Plain tuple — use when the structure is anonymous and throwaway, or when the positional meaning is universally obvious (e.g., (x, y) in a tiny helper). No named access, no repr, no type hint.

Named tuple — use for lightweight, immutable records where named field access matters and no behaviour is needed. Zero boilerplate, a clean repr, hashable by default. Good for coordinates, colours, simple value objects.

Color = namedtuple('Color', ['r', 'g', 'b'])
red = Color(255, 0, 0)

Dataclass — use when fields need defaults, mutability, or a small amount of domain logic (methods). frozen=True gives you the same immutability and hashability as a named tuple but with richer annotation support.

@dataclass
class Point:
    x: float
    y: float

    def distance_to(self, other):
        return math.sqrt((self.x - other.x)**2 + (self.y - other.y)**2)

Full class — use when initialisation requires validation, when attributes must be kept private, when inheritance is involved, or when the object has complex mutable state that changes over its lifetime.

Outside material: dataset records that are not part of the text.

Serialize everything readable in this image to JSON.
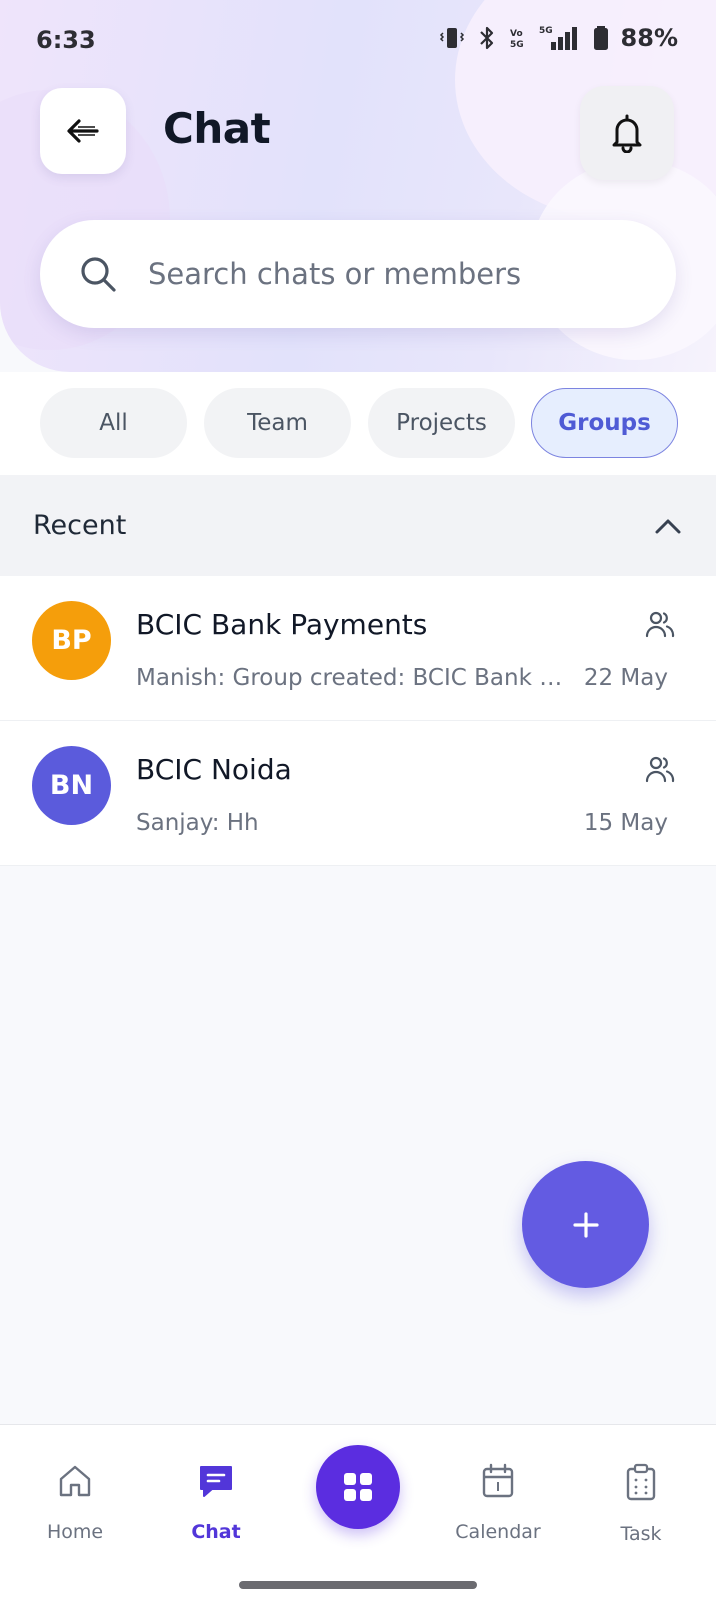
{
  "status_bar": {
    "time": "6:33",
    "battery": "88%",
    "network": "5G"
  },
  "header": {
    "title": "Chat"
  },
  "search": {
    "placeholder": "Search chats or members"
  },
  "filters": [
    {
      "label": "All",
      "active": false
    },
    {
      "label": "Team",
      "active": false
    },
    {
      "label": "Projects",
      "active": false
    },
    {
      "label": "Groups",
      "active": true
    }
  ],
  "section": {
    "title": "Recent"
  },
  "chats": [
    {
      "initials": "BP",
      "name": "BCIC Bank Payments",
      "preview": "Manish: Group created: BCIC Bank P...",
      "date": "22 May",
      "avatar_color": "#f59e0b"
    },
    {
      "initials": "BN",
      "name": "BCIC Noida",
      "preview": "Sanjay: Hh",
      "date": "15 May",
      "avatar_color": "#5b5bdc"
    }
  ],
  "bottom_nav": [
    {
      "label": "Home",
      "icon": "home-icon",
      "active": false
    },
    {
      "label": "Chat",
      "icon": "chat-icon",
      "active": true
    },
    {
      "label": "Calendar",
      "icon": "calendar-icon",
      "active": false
    },
    {
      "label": "Task",
      "icon": "clipboard-icon",
      "active": false
    }
  ],
  "colors": {
    "accent": "#635be2",
    "nav_active": "#5236d9",
    "center_button": "#5b2de0"
  }
}
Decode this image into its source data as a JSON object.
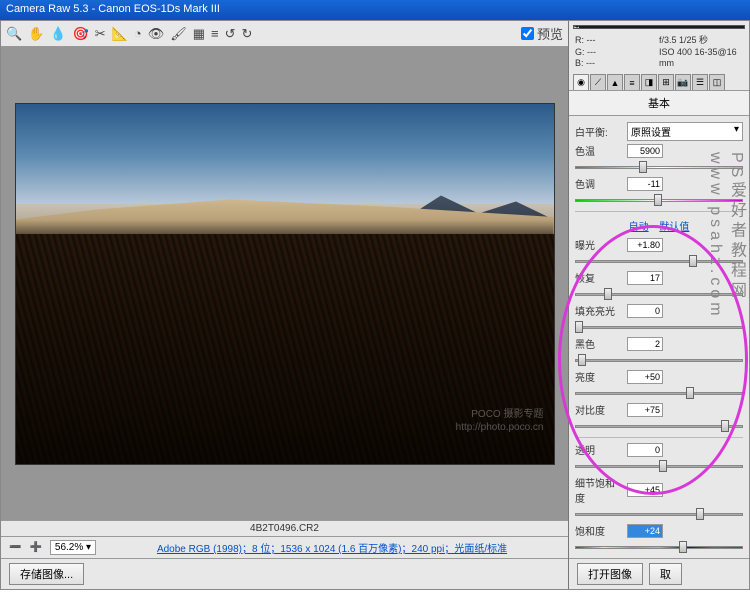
{
  "titlebar": "Camera Raw 5.3  -  Canon EOS-1Ds Mark III",
  "toolbar": {
    "preview_label": "预览"
  },
  "image": {
    "watermark_line1": "POCO 摄影专题",
    "watermark_line2": "http://photo.poco.cn",
    "filename": "4B2T0496.CR2"
  },
  "zoom": {
    "level": "56.2%"
  },
  "info": "Adobe RGB (1998)；8 位；1536 x 1024 (1.6 百万像素)；240 ppi；光面纸/标准",
  "exif": {
    "r": "R: ---",
    "g": "G: ---",
    "b": "B: ---",
    "aperture": "f/3.5  1/25 秒",
    "iso": "ISO 400   16-35@16 mm"
  },
  "panel": {
    "title": "基本",
    "wb_label": "白平衡:",
    "wb_value": "原照设置",
    "temp_label": "色温",
    "temp_value": "5900",
    "tint_label": "色调",
    "tint_value": "-11",
    "auto": "自动",
    "default": "默认值",
    "exposure_label": "曝光",
    "exposure_value": "+1.80",
    "recovery_label": "恢复",
    "recovery_value": "17",
    "fill_label": "填充亮光",
    "fill_value": "0",
    "black_label": "黑色",
    "black_value": "2",
    "brightness_label": "亮度",
    "brightness_value": "+50",
    "contrast_label": "对比度",
    "contrast_value": "+75",
    "clarity_label": "透明",
    "clarity_value": "0",
    "vibrance_label": "细节饱和度",
    "vibrance_value": "+45",
    "saturation_label": "饱和度",
    "saturation_value": "+24"
  },
  "buttons": {
    "save": "存储图像...",
    "open": "打开图像",
    "cancel": "取"
  },
  "side_text": "PS爱好者教程网  www.psahz.com"
}
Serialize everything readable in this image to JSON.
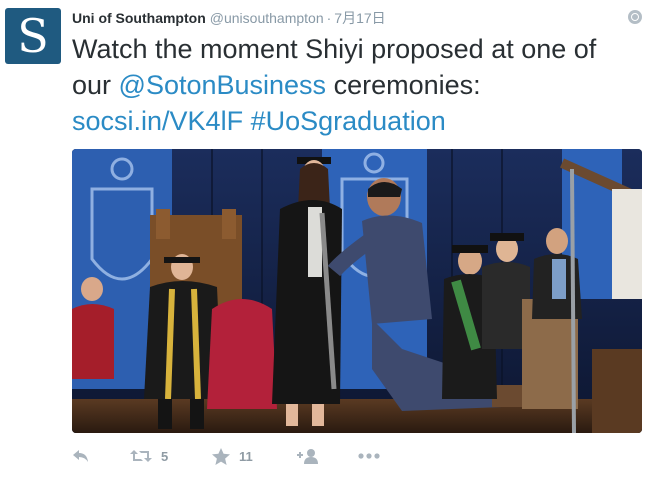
{
  "tweet": {
    "avatar_letter": "S",
    "author_name": "Uni of Southampton",
    "author_handle": "@unisouthampton",
    "separator": "·",
    "date": "7月17日",
    "text_part1": "Watch the moment Shiyi proposed at one of our ",
    "mention": "@SotonBusiness",
    "text_part2": " ceremonies:",
    "url": "socsi.in/VK4lF",
    "hashtag": "#UoSgraduation",
    "photo_icon": "graduation-proposal-photo"
  },
  "actions": {
    "reply_icon": "reply-icon",
    "retweet_icon": "retweet-icon",
    "retweet_count": "5",
    "favorite_icon": "star-icon",
    "favorite_count": "11",
    "follow_icon": "follow-icon",
    "more_icon": "more-icon"
  },
  "colors": {
    "link": "#2b8bc5",
    "text": "#292f33",
    "muted": "#8899a6",
    "avatar_bg": "#1f5a80"
  }
}
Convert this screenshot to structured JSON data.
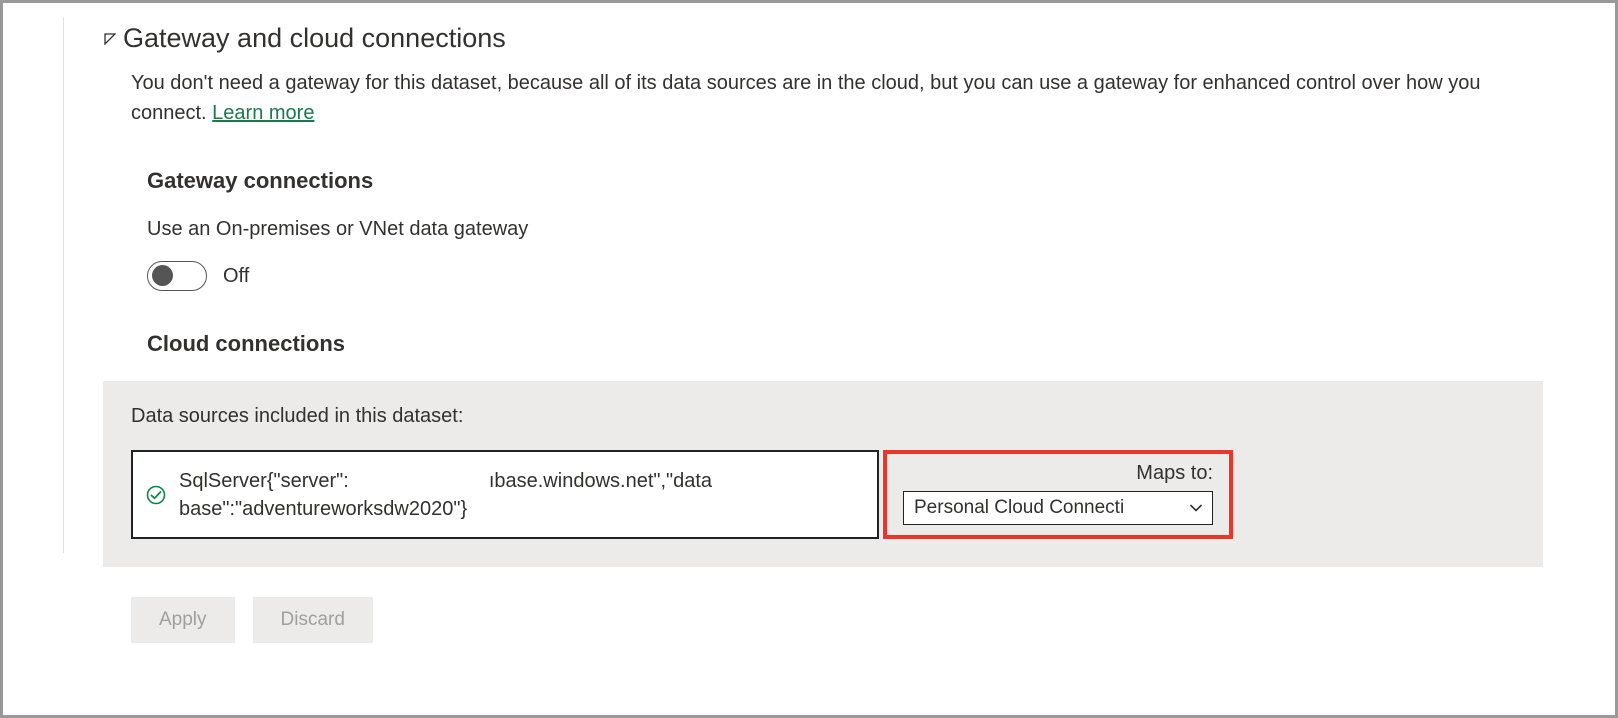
{
  "section": {
    "title": "Gateway and cloud connections",
    "description_prefix": "You don't need a gateway for this dataset, because all of its data sources are in the cloud, but you can use a gateway for enhanced control over how you connect. ",
    "learn_more": "Learn more"
  },
  "gateway": {
    "title": "Gateway connections",
    "toggle_label": "Use an On-premises or VNet data gateway",
    "toggle_state": "Off",
    "toggle_on": false
  },
  "cloud": {
    "title": "Cloud connections",
    "datasources_label": "Data sources included in this dataset:",
    "item": {
      "status": "ok",
      "text_line1_a": "SqlServer{\"server\":",
      "text_line1_b": "ıbase.windows.net\",\"data",
      "text_line2": "base\":\"adventureworksdw2020\"}",
      "maps_to_label": "Maps to:",
      "maps_to_value": "Personal Cloud Connecti"
    }
  },
  "buttons": {
    "apply": "Apply",
    "discard": "Discard"
  }
}
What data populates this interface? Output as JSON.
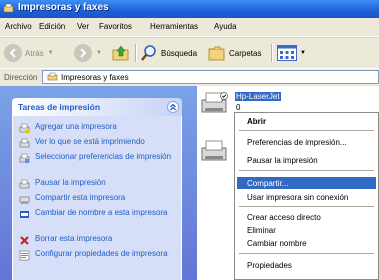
{
  "window": {
    "title": "Impresoras y faxes"
  },
  "menu": [
    "Archivo",
    "Edición",
    "Ver",
    "Favoritos",
    "Herramientas",
    "Ayuda"
  ],
  "toolbar": {
    "back": "Atrás",
    "search": "Búsqueda",
    "folders": "Carpetas"
  },
  "address": {
    "label": "Dirección",
    "value": "Impresoras y faxes"
  },
  "tasks": {
    "title": "Tareas de impresión",
    "items": [
      "Agregar una impresora",
      "Ver lo que se está imprimiendo",
      "Seleccionar preferencias de impresión",
      "Pausar la impresión",
      "Compartir esta impresora",
      "Cambiar de nombre a esta impresora",
      "Borrar esta impresora",
      "Configurar propiedades de impresora"
    ]
  },
  "printer": {
    "name": "Hp-LaserJet",
    "count": "0"
  },
  "context_menu": {
    "items": [
      "Abrir",
      "Preferencias de impresión...",
      "Pausar la impresión",
      "Compartir...",
      "Usar impresora sin conexión",
      "Crear acceso directo",
      "Eliminar",
      "Cambiar nombre",
      "Propiedades"
    ],
    "highlighted": "Compartir..."
  },
  "colors": {
    "titlebar": "#1f5fd8",
    "task_link": "#215dc6",
    "selection": "#316ac5",
    "pane": "#6f8ee0"
  }
}
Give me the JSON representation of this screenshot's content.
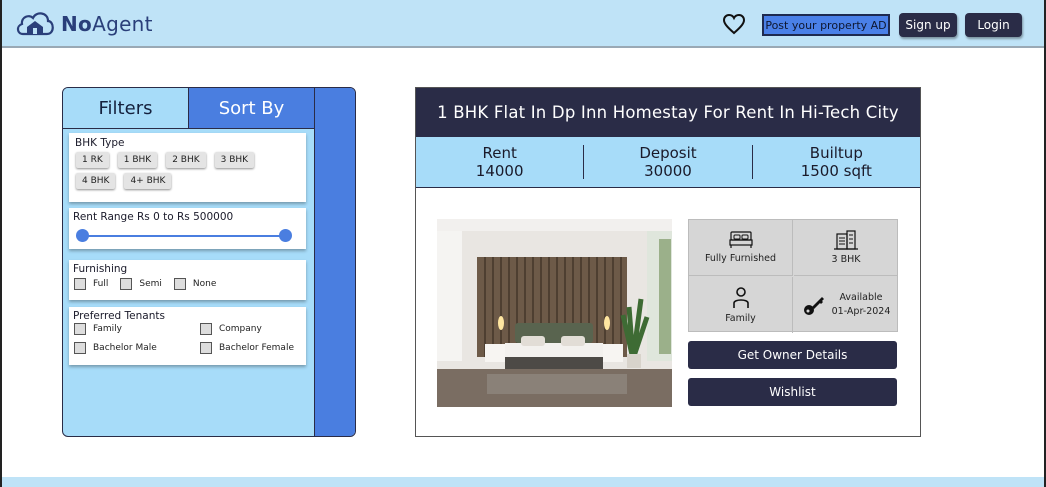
{
  "header": {
    "logo_text_bold": "No",
    "logo_text_rest": "Agent",
    "post_ad_label": "Post your property AD",
    "signup_label": "Sign up",
    "login_label": "Login"
  },
  "filters": {
    "tabs": {
      "filters": "Filters",
      "sort_by": "Sort By"
    },
    "bhk": {
      "title": "BHK Type",
      "options": [
        "1 RK",
        "1 BHK",
        "2 BHK",
        "3 BHK",
        "4 BHK",
        "4+ BHK"
      ]
    },
    "rent": {
      "title": "Rent Range Rs 0 to Rs 500000",
      "min_value": 0,
      "max_value": 500000
    },
    "furnishing": {
      "title": "Furnishing",
      "options": [
        "Full",
        "Semi",
        "None"
      ]
    },
    "tenants": {
      "title": "Preferred Tenants",
      "options": [
        "Family",
        "Company",
        "Bachelor Male",
        "Bachelor Female"
      ]
    }
  },
  "listing": {
    "title": "1 BHK Flat In Dp Inn Homestay For Rent In Hi-Tech City",
    "rent_label": "Rent",
    "rent_value": "14000",
    "deposit_label": "Deposit",
    "deposit_value": "30000",
    "builtup_label": "Builtup",
    "builtup_value": "1500 sqft",
    "features": {
      "furnishing": "Fully Furnished",
      "bhk": "3 BHK",
      "tenant": "Family",
      "available_label": "Available",
      "available_date": "01-Apr-2024"
    },
    "owner_button": "Get Owner Details",
    "wishlist_button": "Wishlist"
  },
  "icons": {
    "logo": "cloud-house-icon",
    "heart": "heart-icon",
    "bed": "bed-icon",
    "building": "building-icon",
    "person": "person-icon",
    "key": "key-icon"
  },
  "colors": {
    "header_bg": "#bfe3f7",
    "navy": "#2a2c47",
    "accent_blue": "#4a7ee0",
    "panel_blue": "#a7dcf9"
  }
}
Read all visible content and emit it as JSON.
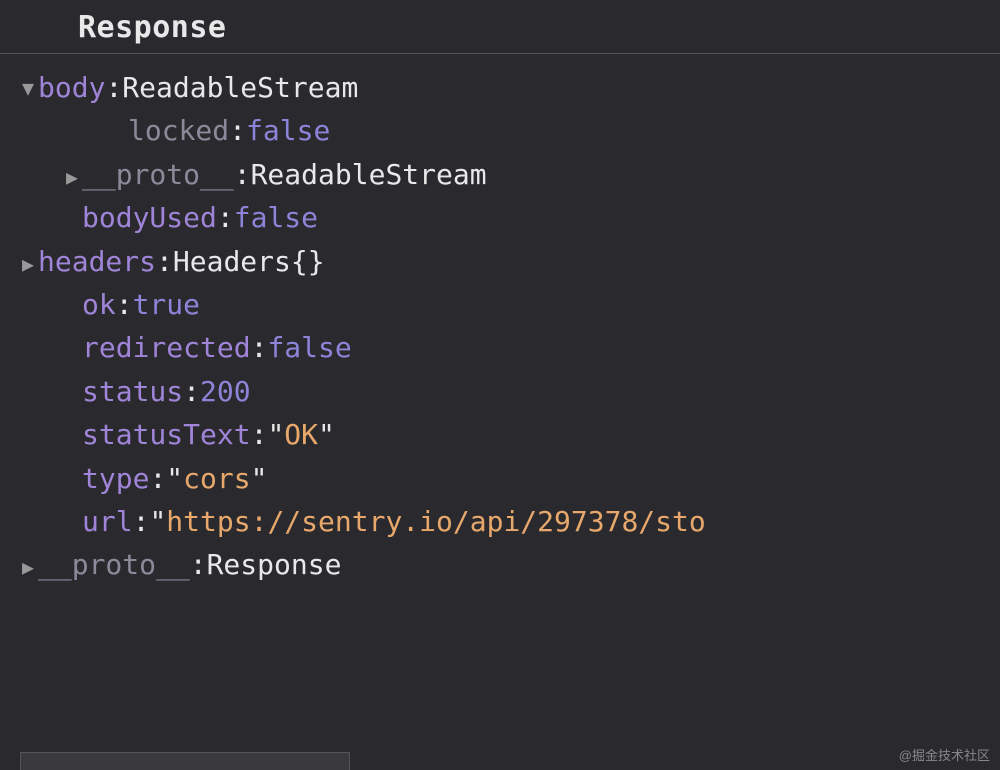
{
  "header": {
    "title": "Response"
  },
  "rows": [
    {
      "indent": 0,
      "arrow": "expanded",
      "key": "body",
      "keyStyle": "key",
      "valType": "type",
      "val": "ReadableStream"
    },
    {
      "indent": 2,
      "arrow": "none",
      "key": "locked",
      "keyStyle": "key-dim",
      "valType": "bool",
      "val": "false"
    },
    {
      "indent": 1,
      "arrow": "collapsed",
      "key": "__proto__",
      "keyStyle": "key-dim",
      "valType": "type",
      "val": "ReadableStream"
    },
    {
      "indent": 1,
      "arrow": "none",
      "key": "bodyUsed",
      "keyStyle": "key",
      "valType": "bool",
      "val": "false"
    },
    {
      "indent": 0,
      "arrow": "collapsed",
      "key": "headers",
      "keyStyle": "key",
      "valType": "type-braces",
      "val": "Headers",
      "suffix": "{}"
    },
    {
      "indent": 1,
      "arrow": "none",
      "key": "ok",
      "keyStyle": "key",
      "valType": "bool",
      "val": "true"
    },
    {
      "indent": 1,
      "arrow": "none",
      "key": "redirected",
      "keyStyle": "key",
      "valType": "bool",
      "val": "false"
    },
    {
      "indent": 1,
      "arrow": "none",
      "key": "status",
      "keyStyle": "key",
      "valType": "num",
      "val": "200"
    },
    {
      "indent": 1,
      "arrow": "none",
      "key": "statusText",
      "keyStyle": "key",
      "valType": "str",
      "val": "OK"
    },
    {
      "indent": 1,
      "arrow": "none",
      "key": "type",
      "keyStyle": "key",
      "valType": "str",
      "val": "cors"
    },
    {
      "indent": 1,
      "arrow": "none",
      "key": "url",
      "keyStyle": "key",
      "valType": "str-open",
      "val": "https://sentry.io/api/297378/sto"
    },
    {
      "indent": 0,
      "arrow": "collapsed",
      "key": "__proto__",
      "keyStyle": "key-dim",
      "valType": "type",
      "val": "Response"
    }
  ],
  "watermark": "@掘金技术社区"
}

Data container options at a glance#

Feature

tuple

namedtuple

@dataclass

@dataclass(frozen)

class

Named fields

No

Yes

Yes

Yes

Yes

Mutable

No

No

Yes

No

Yes

Hashable

Yes

Yes

No

Yes

No *

Methods

No

Limited **

Yes

Yes

Yes

Boilerplate

None

One line

Decorator

Decorator

Full body

* Unless __hash__ is defined manually.

** Methods can be added via subclassing, but it is uncommon.

When in doubt: start with a named tuple. If you find yourself wanting defaults, mutation, or methods, switch to @dataclass. If you need private state or validation logic, write a full class.